Summary:  The pharmacology of neural tube defects (NTDs) is a complex issue. Several theories regarding the etiology of NTDs emphasize the importance of interactions between genetic, environmental, and biochemical factors at a key point in time. One such factor is chronic drug therapy, a potential consequence of which is the formation of toxic drug metabolites, including free radicals (FRs), which have been implicated in the etiology of NTDs. Under normal physiological conditions, FRs are quickly destroyed by antioxidant defense systems. However, FR-mediated cellular damage can occur if these defense systems fail or are overburdened, such as in patients who are genetically deficient in FR scavenging enzyme activity (FRSEA) or who are receiving chronic drug therapy. Congenital defects, including NTDs, resulting from FR-induced damage have been reported in both experimental animals and humans.
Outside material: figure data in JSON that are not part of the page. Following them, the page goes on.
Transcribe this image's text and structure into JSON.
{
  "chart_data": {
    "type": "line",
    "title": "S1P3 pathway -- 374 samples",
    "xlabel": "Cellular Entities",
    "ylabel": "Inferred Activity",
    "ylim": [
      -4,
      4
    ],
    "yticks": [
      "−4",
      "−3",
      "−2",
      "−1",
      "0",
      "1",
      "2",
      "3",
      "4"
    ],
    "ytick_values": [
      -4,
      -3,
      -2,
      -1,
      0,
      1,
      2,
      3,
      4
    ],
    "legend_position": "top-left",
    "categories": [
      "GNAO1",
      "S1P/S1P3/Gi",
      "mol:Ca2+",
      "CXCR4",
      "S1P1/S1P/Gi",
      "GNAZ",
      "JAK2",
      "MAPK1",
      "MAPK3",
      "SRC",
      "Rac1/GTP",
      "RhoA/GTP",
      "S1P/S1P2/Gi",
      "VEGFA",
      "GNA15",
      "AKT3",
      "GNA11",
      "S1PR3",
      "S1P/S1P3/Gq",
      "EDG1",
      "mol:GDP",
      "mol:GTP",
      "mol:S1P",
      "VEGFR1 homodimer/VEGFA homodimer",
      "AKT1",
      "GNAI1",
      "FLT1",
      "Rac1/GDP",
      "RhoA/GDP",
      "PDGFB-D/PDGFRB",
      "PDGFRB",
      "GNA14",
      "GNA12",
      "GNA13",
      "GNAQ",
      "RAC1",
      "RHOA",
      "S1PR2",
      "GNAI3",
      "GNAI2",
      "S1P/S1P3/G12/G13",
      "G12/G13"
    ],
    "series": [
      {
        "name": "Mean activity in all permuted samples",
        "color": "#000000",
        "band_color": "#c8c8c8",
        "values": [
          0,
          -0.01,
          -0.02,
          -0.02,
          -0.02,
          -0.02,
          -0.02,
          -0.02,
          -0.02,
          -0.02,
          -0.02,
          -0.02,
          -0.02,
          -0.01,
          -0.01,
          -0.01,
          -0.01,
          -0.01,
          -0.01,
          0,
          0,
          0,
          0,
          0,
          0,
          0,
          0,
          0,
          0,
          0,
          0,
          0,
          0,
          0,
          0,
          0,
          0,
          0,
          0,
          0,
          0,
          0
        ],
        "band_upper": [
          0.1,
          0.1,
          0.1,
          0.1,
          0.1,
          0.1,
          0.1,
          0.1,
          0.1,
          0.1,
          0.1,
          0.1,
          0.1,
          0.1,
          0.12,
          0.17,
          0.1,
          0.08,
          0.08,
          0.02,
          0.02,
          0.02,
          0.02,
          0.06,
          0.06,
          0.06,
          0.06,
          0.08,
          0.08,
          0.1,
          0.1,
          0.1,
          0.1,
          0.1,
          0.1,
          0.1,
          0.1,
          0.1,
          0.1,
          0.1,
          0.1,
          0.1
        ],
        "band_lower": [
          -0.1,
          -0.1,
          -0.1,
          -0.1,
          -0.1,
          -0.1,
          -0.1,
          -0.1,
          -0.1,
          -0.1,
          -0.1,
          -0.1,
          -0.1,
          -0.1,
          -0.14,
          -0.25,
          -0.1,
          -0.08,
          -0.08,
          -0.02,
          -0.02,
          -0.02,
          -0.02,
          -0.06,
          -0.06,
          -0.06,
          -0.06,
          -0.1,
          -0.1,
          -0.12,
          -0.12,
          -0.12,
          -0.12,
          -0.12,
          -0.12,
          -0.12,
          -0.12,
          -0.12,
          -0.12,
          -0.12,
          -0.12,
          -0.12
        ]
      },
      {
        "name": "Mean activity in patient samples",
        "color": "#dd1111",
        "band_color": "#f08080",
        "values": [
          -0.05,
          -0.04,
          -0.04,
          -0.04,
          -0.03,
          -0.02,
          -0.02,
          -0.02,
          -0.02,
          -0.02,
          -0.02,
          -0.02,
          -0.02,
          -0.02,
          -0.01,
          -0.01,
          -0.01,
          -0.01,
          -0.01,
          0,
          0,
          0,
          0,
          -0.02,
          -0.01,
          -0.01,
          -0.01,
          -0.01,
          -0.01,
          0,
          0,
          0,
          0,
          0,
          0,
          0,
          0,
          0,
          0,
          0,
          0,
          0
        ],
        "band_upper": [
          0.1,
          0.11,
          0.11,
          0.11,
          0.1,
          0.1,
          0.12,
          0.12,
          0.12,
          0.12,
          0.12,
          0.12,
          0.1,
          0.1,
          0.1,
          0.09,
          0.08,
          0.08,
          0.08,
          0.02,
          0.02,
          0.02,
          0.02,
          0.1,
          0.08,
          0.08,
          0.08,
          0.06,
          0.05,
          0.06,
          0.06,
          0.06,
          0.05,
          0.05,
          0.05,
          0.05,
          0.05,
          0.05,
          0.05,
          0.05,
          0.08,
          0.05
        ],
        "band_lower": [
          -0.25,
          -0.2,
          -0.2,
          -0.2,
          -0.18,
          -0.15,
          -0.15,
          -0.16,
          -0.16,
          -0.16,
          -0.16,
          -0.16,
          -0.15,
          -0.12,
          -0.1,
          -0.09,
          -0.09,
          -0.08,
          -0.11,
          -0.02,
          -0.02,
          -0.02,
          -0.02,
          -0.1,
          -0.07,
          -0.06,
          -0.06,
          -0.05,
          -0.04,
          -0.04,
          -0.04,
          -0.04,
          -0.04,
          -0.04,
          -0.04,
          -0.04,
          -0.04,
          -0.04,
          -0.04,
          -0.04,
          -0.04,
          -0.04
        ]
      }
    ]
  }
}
For example, the use of antiepileptic drugs (AEDs) during pregnancy that have the propensity to form FRs during their metabolism are associated with an increased risk of the development of congenital malformations, including NTDs. This article reviews the biochemistry of FRs, the factors regulating FR scavenging capacity, and the theories regarding the etiology of NTDs; presents a hypothesis of a unified mechanism for AED-induced NTDs and other congenital defects; and briefly discusses the roles of folate and selenium in the prevention of NTDs.